O mesmo não se verifica nas razões do douto magistrado. Exceto por suas ponderações de cunho preconceituoso, não há qualquer fundamento racional ou ainda jurídico que justifique as discriminações entabuladas, tanto pelo diretor administrativo do Palmeiras, José Cyrillo Jr., como pelo Ilustre magistrado.

Não há qualquer dispositivo legal, qualquer princípio constitucional ou mesmo qualquer aparato jurisprudencial que autorize a discriminação entabulada, por um e por outro autor.

Em um país repleto de ignorantes, analfabetos e mal-informados, o futebol empresta grande importância e relevância. Este esporte pode trazer grandes lições ao nosso povo analfabeto. O episódio do jogador conhecido publicamente como “Grafite”, também são paulino, foi muito educativo. Precisamos relembrar ao nosso povo sofrido que alcunhas de “macaco”, “negrinho”, entre outros termos pejorativos, ofendem e merecem a repreensão da nossa Justiça. As bandeiras, os protestos e os hinos cantados nos jogos subseqüentes à ofensa ao jogador, de alguma maneira, educou os torcedores do seu time. O assunto cresceu em polêmicas, campanhas anti-racistas foram feitas e o povo engrandeceu. O futebol foi palco de educação cívica.

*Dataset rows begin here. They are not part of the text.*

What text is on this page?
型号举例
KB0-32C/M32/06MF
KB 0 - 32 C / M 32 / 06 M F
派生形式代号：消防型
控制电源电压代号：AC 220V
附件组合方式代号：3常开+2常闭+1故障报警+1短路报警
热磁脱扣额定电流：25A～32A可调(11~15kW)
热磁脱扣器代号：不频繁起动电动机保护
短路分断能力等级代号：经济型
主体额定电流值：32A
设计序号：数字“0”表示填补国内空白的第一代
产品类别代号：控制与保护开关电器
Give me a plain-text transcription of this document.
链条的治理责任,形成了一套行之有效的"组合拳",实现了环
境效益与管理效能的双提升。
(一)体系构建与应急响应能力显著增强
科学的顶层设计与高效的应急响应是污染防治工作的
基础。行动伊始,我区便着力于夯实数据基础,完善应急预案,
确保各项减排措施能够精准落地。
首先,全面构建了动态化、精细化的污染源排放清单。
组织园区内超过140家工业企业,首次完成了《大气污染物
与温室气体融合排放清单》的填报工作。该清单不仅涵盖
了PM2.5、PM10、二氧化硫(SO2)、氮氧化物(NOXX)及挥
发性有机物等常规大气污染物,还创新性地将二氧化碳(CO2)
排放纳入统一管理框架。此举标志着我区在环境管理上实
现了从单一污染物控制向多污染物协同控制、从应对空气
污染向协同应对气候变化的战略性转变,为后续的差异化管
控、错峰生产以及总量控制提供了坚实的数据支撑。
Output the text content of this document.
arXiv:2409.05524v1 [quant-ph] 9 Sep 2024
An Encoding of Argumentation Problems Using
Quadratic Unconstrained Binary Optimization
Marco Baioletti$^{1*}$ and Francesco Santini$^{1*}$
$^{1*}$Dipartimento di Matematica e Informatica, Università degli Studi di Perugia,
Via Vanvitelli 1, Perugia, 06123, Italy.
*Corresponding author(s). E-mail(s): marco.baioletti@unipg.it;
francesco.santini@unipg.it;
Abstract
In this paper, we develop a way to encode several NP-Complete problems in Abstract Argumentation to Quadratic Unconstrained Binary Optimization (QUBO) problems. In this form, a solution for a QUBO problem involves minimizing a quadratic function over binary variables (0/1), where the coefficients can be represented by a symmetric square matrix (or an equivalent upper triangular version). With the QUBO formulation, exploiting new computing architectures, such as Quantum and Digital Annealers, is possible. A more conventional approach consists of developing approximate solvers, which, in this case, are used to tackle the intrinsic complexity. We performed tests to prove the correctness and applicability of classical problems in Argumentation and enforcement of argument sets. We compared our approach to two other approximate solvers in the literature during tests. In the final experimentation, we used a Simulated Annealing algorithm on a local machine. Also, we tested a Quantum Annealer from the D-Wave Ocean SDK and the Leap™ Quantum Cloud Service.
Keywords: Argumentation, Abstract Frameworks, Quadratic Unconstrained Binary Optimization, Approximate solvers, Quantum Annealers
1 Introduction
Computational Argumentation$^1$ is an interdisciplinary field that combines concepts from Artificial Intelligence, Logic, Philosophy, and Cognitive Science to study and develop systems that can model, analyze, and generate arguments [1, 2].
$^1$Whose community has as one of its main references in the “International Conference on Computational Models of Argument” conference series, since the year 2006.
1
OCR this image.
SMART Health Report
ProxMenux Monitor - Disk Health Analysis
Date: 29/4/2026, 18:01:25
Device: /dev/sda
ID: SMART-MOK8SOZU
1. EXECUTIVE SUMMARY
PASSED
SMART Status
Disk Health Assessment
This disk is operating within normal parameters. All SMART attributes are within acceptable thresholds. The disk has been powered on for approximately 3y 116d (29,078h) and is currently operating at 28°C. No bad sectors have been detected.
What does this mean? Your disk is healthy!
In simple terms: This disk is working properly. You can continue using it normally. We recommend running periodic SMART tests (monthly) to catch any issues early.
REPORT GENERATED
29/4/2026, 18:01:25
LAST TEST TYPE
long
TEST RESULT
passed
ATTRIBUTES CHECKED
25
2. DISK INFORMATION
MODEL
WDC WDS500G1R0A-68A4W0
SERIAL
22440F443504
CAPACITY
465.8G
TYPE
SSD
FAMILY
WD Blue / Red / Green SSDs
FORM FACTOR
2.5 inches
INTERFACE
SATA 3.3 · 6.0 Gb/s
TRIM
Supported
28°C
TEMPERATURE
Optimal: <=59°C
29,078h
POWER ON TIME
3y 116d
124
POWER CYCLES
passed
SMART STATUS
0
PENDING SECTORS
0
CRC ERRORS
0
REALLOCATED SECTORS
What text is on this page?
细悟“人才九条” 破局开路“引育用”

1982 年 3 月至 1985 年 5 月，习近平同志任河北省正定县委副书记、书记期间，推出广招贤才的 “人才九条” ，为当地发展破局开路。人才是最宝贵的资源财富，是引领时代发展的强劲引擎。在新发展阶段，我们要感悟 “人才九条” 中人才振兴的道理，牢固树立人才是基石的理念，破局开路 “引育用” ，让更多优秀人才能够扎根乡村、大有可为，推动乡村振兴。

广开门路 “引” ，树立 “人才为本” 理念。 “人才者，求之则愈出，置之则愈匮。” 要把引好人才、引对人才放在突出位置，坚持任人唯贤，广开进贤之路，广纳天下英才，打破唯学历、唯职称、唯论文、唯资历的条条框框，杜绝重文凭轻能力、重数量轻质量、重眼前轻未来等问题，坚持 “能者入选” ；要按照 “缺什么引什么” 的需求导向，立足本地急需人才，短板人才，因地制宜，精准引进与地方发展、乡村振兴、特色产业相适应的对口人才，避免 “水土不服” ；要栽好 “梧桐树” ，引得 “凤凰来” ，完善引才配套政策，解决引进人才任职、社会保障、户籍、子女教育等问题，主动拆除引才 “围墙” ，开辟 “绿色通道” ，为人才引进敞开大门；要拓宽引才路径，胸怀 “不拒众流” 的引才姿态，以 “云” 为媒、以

Futebol pode ser conversa de botequim. Futebol pode servir de aproximação pessoal em uma conversa que se inicia. Futebol pode aproximar casais e pode separá-los, também. Mas nunca, nunca mesmo, pode servir de pretexto para a manifestação racista ou preconceituosa de quem quer que seja.

A reforma da decisão prolatada e eventual repreensão ao juiz da causa, a ser determinada pelo CNJ, é o desfecho que se espera para este caso.

Afinal, preconceito é defeito de caráter, e não atividade jurisdicional. Se o juiz assim pensa e, porque pensa assim, o diz! que o faça no botequim, mas não na qualidade de magistrado, pois a investidura lhe proíbe de ser truculento, irracional e preconceituoso.